Alors, sans vraiment y réfléchir, j'ai commencé à documenter la reconstruction de l'île et à la partager avec le monde au cours des semaines suivantes. Fox News montrait la dévastation ; Je partageais la reconstruction. Mes photos ont contribué au renouveau, et j'ai envie de croire qu'elles ont compté pour quelque chose. C’était le contraire d’une documentation sombre. Ce dont j'ai été témoin était inattendu ; J'ai vu à quel point l'esprit humain pouvait être formidable : dans des situations extrêmes, des gens ordinaires peuvent faire des choses extraordinaires.

Habitant Patong, j'étais en plein cœur de la catastrophe, mais heureusement assez loin de la zone inondée.

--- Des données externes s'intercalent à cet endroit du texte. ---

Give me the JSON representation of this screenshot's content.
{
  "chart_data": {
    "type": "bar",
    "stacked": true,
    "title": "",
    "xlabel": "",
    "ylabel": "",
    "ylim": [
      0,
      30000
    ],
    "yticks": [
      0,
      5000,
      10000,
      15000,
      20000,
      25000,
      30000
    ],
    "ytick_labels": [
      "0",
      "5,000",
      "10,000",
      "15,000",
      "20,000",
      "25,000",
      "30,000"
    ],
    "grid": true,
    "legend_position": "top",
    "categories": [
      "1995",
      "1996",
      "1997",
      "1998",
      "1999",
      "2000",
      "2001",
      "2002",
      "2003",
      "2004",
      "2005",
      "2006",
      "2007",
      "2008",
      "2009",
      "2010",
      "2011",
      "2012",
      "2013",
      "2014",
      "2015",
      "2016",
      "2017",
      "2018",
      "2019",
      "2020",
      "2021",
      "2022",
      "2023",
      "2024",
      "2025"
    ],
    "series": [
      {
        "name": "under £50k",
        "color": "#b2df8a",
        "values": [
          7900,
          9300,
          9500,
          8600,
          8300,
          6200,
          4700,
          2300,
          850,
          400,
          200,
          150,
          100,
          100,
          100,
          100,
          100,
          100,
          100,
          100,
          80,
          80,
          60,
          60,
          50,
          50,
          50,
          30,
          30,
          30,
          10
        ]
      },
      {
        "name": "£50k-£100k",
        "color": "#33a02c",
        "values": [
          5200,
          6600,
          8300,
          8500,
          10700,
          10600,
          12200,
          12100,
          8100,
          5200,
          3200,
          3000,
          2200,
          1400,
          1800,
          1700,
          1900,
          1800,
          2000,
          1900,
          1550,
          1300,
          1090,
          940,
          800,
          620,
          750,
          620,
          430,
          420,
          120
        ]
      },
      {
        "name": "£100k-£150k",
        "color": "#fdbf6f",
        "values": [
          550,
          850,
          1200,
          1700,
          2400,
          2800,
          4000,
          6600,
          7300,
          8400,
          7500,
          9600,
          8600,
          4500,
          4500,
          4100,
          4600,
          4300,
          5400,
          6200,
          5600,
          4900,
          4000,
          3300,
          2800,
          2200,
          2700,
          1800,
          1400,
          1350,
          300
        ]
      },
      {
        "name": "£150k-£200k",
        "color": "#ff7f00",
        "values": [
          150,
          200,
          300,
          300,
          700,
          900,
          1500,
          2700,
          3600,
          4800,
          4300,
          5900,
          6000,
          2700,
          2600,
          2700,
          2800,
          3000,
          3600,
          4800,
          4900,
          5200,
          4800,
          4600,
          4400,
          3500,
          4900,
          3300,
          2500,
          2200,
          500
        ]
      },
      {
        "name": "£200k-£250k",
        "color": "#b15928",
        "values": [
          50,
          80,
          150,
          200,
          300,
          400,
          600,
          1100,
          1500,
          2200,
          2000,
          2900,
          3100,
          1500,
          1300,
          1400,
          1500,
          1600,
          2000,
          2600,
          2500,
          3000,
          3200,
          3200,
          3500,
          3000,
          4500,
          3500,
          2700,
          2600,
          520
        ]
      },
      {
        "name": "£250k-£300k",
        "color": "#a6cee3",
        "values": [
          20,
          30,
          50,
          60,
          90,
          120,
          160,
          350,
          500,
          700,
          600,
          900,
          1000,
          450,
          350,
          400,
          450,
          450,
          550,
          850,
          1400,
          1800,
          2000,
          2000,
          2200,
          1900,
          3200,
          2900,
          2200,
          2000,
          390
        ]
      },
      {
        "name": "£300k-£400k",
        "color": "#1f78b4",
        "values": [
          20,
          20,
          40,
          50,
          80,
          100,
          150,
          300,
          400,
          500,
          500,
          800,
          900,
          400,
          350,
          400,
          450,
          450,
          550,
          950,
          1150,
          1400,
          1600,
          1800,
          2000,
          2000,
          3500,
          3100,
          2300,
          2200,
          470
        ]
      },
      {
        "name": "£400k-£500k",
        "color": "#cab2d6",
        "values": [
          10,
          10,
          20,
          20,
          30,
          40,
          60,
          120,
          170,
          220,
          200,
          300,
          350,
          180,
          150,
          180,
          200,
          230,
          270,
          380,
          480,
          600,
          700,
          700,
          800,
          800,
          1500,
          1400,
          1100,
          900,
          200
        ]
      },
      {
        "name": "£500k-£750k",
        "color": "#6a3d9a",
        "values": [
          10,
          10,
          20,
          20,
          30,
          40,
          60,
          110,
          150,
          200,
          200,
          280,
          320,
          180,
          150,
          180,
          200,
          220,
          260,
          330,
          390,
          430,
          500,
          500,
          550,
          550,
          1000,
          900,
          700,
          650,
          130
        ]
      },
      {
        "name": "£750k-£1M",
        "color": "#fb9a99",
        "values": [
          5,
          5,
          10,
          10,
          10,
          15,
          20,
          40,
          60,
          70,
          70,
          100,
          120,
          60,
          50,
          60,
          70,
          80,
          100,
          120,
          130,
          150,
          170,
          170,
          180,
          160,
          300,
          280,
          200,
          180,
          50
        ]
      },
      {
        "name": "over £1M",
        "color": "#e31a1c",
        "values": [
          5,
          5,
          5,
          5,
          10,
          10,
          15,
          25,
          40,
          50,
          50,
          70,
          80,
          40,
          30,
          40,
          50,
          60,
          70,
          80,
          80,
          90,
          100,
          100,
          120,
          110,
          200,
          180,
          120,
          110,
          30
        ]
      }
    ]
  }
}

Comme tout le monde, nous avons couru nous réfugier dans les collines. Vues d'en haut, personne ne pouvait saisir l'ampleur du désastre, et ce n'est que les jours suivants que nous avons tous commencé à en mesurer l'étendue. Je ne vais pas m'étendre sur le sujet ; tout le monde le sait, et des millions de photos en témoignent. Les journalistes cherchaient sans cesse les zones dévastées pour se mettre en scène, et tout le monde leur en voulait. Avec le recul, des années plus tard, je me dis qu'ils ont peut-être joué un rôle déterminant et, d'une manière inattendue, ému le monde entier.

J'ai choisi un autre chemin : je parcourais les ruines et les épaves tous les jours, et partout où je voyais la vie revenir, je la partageais sur mon blog photo. Les commentaires de soutien affluaient à tel point que j'étais occupé nuit et jour à publier chacun d'eux sur mon site. Plus je postais, plus j'en recevais, jusqu'au jour où une équipe de télévision française frappe à ma porte et me demande de me suivre quelques jours. J'ai dit oui, c'est difficile de refuser un tel honneur, mais j'ai vite réalisé que je n'aimais pas l'idée de faire ça. Rien n'allait mal ; c'étaient des gars sympas. C'était juste « pas moi ». Je n'ai jamais vu ce documentaire.

Voici donc quelques images du tsunami de Phuket qui m'ont marqué. Ils ne sont peut-être pas tous frappants ou impressionnants, mais chacun est accompagné d'une histoire, d'un souvenir et de nombreuses émotions. Six ans plus tard, alors que je marchais sur la plage, les gens du coin m'appelaient encore et me saluaient comme un ami « qui ne voit pas depuis longtemps ». Cela peut être écrasant.